Mr Templeman praised the inventiveness of the staff who spent five years testing and refining sausage-shaped baits, which have succeeded in killing introduced predators without harming Western Australia’s native fauna.
“In the past 100 years, the fox and the feral cat have been involved in the extinction or decline of native mammal species across WA,” he said.
“A total of 11 species has become extinct, five species have disappeared from the mainland but remain on a few offshore islands, and 23 species remain on the mainland and are threatened with extinction because their populations have declined significantly.

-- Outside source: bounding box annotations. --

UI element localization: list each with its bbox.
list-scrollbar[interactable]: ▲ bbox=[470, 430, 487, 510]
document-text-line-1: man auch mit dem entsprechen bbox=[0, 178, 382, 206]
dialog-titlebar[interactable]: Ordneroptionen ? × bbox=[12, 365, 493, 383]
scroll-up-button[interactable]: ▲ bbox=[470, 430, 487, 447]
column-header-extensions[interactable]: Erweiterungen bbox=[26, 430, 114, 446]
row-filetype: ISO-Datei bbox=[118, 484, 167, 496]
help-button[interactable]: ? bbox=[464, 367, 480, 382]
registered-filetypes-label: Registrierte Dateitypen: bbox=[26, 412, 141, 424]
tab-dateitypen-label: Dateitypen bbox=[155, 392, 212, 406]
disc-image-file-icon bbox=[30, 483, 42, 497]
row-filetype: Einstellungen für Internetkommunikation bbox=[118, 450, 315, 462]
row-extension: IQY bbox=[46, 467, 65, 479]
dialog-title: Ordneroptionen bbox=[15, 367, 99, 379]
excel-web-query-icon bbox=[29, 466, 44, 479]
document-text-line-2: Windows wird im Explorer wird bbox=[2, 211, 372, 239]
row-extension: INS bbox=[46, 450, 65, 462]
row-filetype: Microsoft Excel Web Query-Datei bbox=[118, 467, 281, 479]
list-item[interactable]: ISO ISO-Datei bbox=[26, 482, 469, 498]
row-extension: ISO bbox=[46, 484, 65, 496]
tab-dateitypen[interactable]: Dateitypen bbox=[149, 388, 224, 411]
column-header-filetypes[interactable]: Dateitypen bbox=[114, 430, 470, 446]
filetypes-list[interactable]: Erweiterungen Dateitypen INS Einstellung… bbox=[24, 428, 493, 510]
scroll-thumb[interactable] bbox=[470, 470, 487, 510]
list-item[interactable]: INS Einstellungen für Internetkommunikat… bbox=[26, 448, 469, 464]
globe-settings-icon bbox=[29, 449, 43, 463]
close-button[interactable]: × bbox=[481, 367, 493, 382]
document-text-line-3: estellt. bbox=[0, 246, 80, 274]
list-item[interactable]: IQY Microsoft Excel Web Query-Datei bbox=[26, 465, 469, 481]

“Small mammal species are now being rescued from the brink of predator-related extinction thanks to the development of innovative baits at this facility, which produces more than 800,000 fox baits and 425,000 feral cat baits each year.”
Native mammals are immune to baits containing the toxin sodium fluoroacetate, which occurs naturally in a plant called Gastrolobium, or poison peas, however, introduced predators succumb to this same toxin, which is contained in the baits produced at Harvey.
Four times a year more than four million hectares of national parks, State forests, nature reserves and former pastoral leases from Esperance to Karratha, are baited.
“Because of the valuable work being carried out at this facility, many small mammals have been reintroduced to areas where they had once been extinct while in other areas, existing populations have steadily risen without the threat of predators,” the Minister said.